Virginity is nothing but a lie. Where it comes from is a story for another article, but virginity is basically a property idea. Back in the days before paternity tests and birth-control, who a girl had sex with told a lot about who got her pregnant; and pregnancy was the key. In early patriarchal societies, men in leadership roles needed labor to increase productivity. That labor came from large collections of children and controlling those children was necessary for continued control over wealth and eventually political power. In response, patriarchal societies developed a system of control over male access to women. If a head-of-household could be sure that the women under his control were not having sex with anyone outside of his knowledge, he could also be sure of the parentage of resulting offspring.
This system became institutionalized in the virginity myth. If girls were lead to believe that their sexual exploits would become permanently recorded on their vaginas, they'd be less likely to consent to sex outside of approved marriages. Religions of the book, which stem from the patriarchal societies of the ancient world, subsumed this concept and, over time, it became a central tenant of many religious doctrines. Thus the practice was carried throughout the ages to us. Despite its pervasive nature, the virginity myth is based entirely on misinformation and has no correlation to actual fact.
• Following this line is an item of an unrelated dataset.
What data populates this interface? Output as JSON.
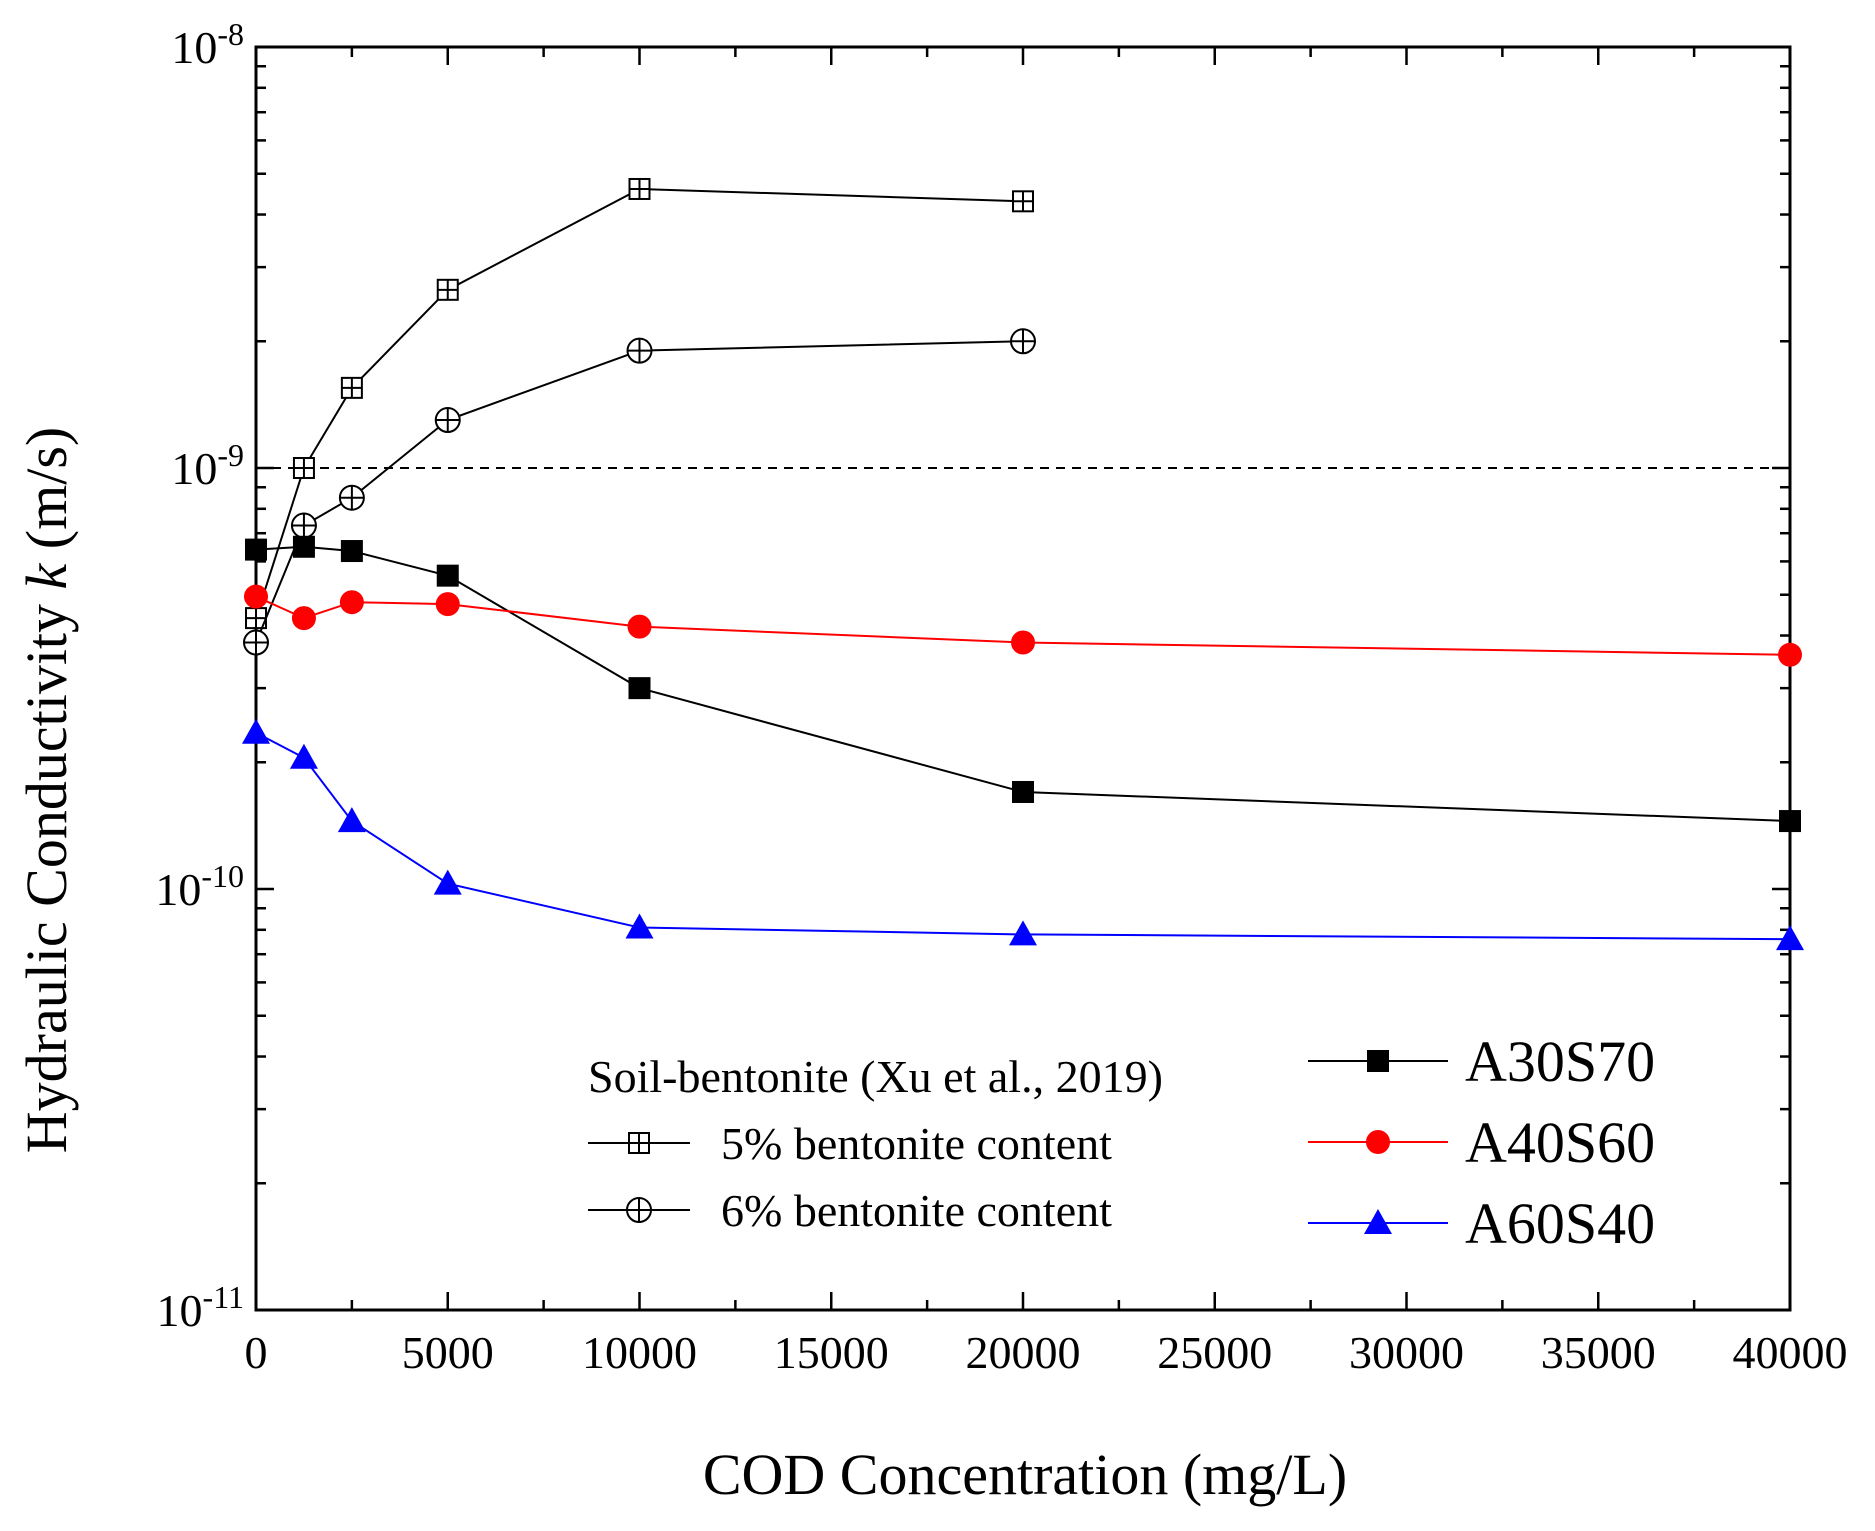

While there is a hymen (it's now often called the "vaginal corona"), and it can (and sometimes does) tear during sex, it heals quickly just like any other cut or scratch and once healed it’s no different than it ever was. It does not cover the vagina like some kind of gate. It is actually tissue that tightens across the top part of the opening to the vaginal canal. Having sex 1,000 times won't make it permanently any looser than it was the first time. It can be stretched like any other tissue and not using it for a while will cause it to tighten (just like not doing yoga for a few days tightens up your hamstrings).
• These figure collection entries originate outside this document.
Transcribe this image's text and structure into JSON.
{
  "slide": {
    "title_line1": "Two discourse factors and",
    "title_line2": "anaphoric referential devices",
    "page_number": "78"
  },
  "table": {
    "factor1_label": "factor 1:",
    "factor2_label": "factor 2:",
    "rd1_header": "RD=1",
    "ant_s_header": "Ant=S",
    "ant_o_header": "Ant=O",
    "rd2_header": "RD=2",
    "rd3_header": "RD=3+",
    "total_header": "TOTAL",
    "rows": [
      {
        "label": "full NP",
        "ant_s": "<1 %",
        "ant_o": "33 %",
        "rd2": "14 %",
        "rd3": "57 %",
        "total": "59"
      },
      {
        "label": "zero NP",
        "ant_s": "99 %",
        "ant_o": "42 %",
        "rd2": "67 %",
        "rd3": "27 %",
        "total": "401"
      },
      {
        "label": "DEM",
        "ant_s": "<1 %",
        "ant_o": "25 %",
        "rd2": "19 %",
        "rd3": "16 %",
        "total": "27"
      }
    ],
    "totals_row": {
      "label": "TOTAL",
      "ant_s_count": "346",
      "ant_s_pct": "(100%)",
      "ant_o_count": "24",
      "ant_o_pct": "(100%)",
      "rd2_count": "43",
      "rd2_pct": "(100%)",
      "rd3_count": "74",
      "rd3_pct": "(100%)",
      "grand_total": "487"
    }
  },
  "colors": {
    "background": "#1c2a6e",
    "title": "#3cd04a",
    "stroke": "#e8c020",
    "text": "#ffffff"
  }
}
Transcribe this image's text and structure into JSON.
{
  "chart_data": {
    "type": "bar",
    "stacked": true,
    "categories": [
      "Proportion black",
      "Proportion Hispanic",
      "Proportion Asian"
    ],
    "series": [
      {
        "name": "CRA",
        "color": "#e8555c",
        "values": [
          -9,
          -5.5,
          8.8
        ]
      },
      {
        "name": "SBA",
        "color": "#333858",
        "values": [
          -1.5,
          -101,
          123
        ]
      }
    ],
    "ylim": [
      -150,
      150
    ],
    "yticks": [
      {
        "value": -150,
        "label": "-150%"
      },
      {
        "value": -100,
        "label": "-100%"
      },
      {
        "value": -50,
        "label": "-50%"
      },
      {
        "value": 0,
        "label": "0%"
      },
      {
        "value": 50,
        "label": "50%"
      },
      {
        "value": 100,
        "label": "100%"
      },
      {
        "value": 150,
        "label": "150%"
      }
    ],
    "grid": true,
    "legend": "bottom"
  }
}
For younger girls (or anyone who hasn't had penetrative sex for a while) inserting something the size of a penis into a vagina without proper preparation can hurt (hence the possibility of a tear), but sex, even first time sex, does not have to hurt. Just as a gymnast wouldn't want to drop into a full spread-eagle without warming up, participants should ease into penetrative-sex. If a girl is ready to go (usually from some good foreplay) she generally won't experience any tearing or serious discomfort during penetration.
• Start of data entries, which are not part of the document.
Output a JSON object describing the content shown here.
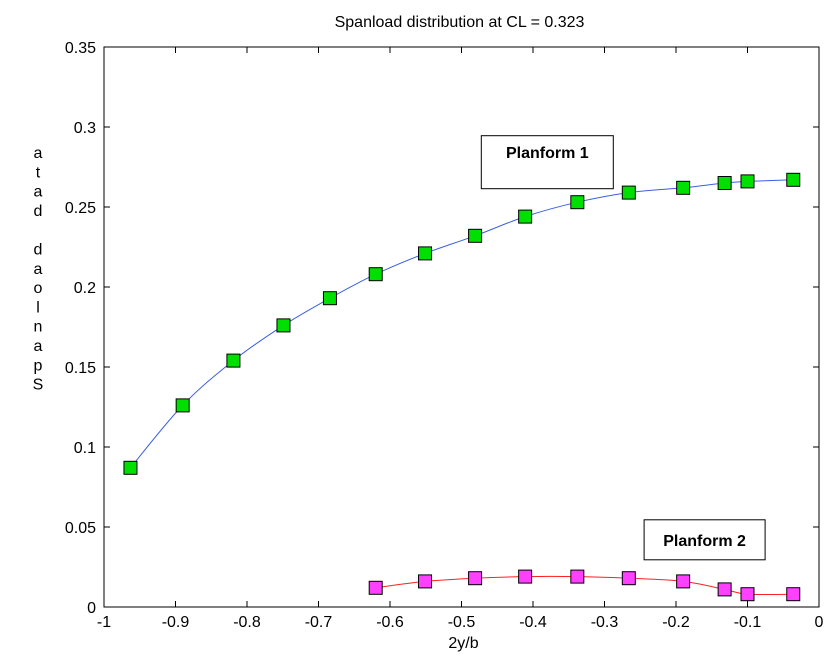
{
  "chart_data": {
    "type": "line",
    "title": "Spanload distribution at CL = 0.323",
    "xlabel": "2y/b",
    "ylabel": "Spanload data",
    "ylabel_vertical_chars": [
      "a",
      "t",
      "a",
      "d",
      "",
      "d",
      "a",
      "o",
      "l",
      "n",
      "a",
      "p",
      "S"
    ],
    "xlim": [
      -1,
      0
    ],
    "ylim": [
      0,
      0.35
    ],
    "xticks": [
      -1,
      -0.9,
      -0.8,
      -0.7,
      -0.6,
      -0.5,
      -0.4,
      -0.3,
      -0.2,
      -0.1,
      0
    ],
    "xtick_labels": [
      "-1",
      "-0.9",
      "-0.8",
      "-0.7",
      "-0.6",
      "-0.5",
      "-0.4",
      "-0.3",
      "-0.2",
      "-0.1",
      "0"
    ],
    "yticks": [
      0,
      0.05,
      0.1,
      0.15,
      0.2,
      0.25,
      0.3,
      0.35
    ],
    "ytick_labels": [
      "0",
      "0.05",
      "0.1",
      "0.15",
      "0.2",
      "0.25",
      "0.3",
      "0.35"
    ],
    "grid": false,
    "series": [
      {
        "line_color": "#3a5fe0",
        "marker_color": "#00e000",
        "marker": "square",
        "x": [
          -0.963,
          -0.89,
          -0.819,
          -0.749,
          -0.684,
          -0.62,
          -0.551,
          -0.481,
          -0.411,
          -0.338,
          -0.266,
          -0.19,
          -0.132,
          -0.1,
          -0.036
        ],
        "y": [
          0.087,
          0.126,
          0.154,
          0.176,
          0.193,
          0.208,
          0.221,
          0.232,
          0.244,
          0.253,
          0.259,
          0.262,
          0.265,
          0.266,
          0.267
        ]
      },
      {
        "line_color": "#ff2020",
        "marker_color": "#ff40ff",
        "marker": "square",
        "x": [
          -0.62,
          -0.551,
          -0.481,
          -0.411,
          -0.338,
          -0.266,
          -0.19,
          -0.132,
          -0.1,
          -0.036
        ],
        "y": [
          0.012,
          0.016,
          0.018,
          0.019,
          0.019,
          0.018,
          0.016,
          0.011,
          0.008,
          0.008
        ]
      }
    ],
    "annotations": [
      {
        "text": "Planform 1",
        "x": -0.38,
        "y": 0.278
      },
      {
        "text": "Planform 2",
        "x": -0.16,
        "y": 0.042
      }
    ]
  }
}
The perpetuation of the virginity myth stands as one of the greatest travesties of our day. The virginity myth motivates much of the sexual violence around the world, unnecessarily limits the legitimate sexual behaviors of both males and females, tells young women that the physical pain and bleeding associated with violent male-centric sexuality are a natural part of sex, and contributes to our culture of sexual shame and guilt — particularly for girls. It's time to put this particular sexual myth to bed.